Im burgendländischen Oberwart dagegen war es die hohe Arbeitslosenrate in der Volksgruppe der Roma, die die Caritas zur Teilnahme an IdA bewegte. Unter dem Namen "Mri Buti" ("Meine Arbeit") werden eine Forstwirtschaft und ein Second-Hand-Shop samt Wäscherei geführt.

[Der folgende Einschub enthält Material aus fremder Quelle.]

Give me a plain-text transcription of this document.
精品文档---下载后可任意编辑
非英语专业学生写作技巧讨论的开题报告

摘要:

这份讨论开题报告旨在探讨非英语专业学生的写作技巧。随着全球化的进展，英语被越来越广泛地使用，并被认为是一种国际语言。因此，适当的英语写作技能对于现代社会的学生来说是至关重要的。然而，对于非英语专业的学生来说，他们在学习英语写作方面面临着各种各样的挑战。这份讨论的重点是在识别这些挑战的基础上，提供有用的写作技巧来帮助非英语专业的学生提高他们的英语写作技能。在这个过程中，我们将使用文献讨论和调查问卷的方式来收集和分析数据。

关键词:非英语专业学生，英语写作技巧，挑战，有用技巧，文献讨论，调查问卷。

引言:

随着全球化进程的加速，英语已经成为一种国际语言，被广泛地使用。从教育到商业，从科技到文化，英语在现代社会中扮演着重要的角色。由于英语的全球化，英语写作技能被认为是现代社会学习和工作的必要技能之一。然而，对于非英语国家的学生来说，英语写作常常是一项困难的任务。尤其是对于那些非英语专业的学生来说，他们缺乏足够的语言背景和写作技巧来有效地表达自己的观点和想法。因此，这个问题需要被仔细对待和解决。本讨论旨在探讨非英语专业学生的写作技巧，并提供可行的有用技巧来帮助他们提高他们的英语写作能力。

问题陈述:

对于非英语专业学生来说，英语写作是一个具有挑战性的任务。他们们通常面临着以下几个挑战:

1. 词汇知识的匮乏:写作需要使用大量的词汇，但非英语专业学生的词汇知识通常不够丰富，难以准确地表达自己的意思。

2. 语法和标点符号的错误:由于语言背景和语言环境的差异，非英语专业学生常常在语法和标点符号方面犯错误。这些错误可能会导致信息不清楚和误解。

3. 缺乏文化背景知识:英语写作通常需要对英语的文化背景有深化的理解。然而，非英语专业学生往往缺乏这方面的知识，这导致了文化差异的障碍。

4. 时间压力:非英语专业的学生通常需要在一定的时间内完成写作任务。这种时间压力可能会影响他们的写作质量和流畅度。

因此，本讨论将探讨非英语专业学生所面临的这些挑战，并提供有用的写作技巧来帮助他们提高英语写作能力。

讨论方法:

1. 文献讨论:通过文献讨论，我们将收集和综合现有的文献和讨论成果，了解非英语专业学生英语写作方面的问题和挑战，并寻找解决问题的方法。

Vor allem Vorurteile gegenüber den Roma sollen mit dem Projekt abgebaut werden. IdA-Koordinatorin Barbara Reiterer erzählt: "Wenn die Caritas bei Unternehmen wegen eines Jobs angerufen hat, hieß es ständig, wir sollten nur ja keinen Rom schicken." Sogar beim Oberwarter Bürgermeister war die Skepsis ursprünglich offenbar groß. Zur Einweihung des Second-Hand-Shops im vergangenen Mai ist er nicht gekommen. "Jetzt überlegt er immerhin, ob er für unseren Wäscheservice Arbeit hat", freut sich eine Teilnehmerin.

Dass sie bei fast tropischen Außentemperaturen auch noch in der Wäscherei bügeln soll, stört sie nicht. "Denn Arbeit zu haben", ist sie überzeugt, "bedeutet anerkannt zu werden."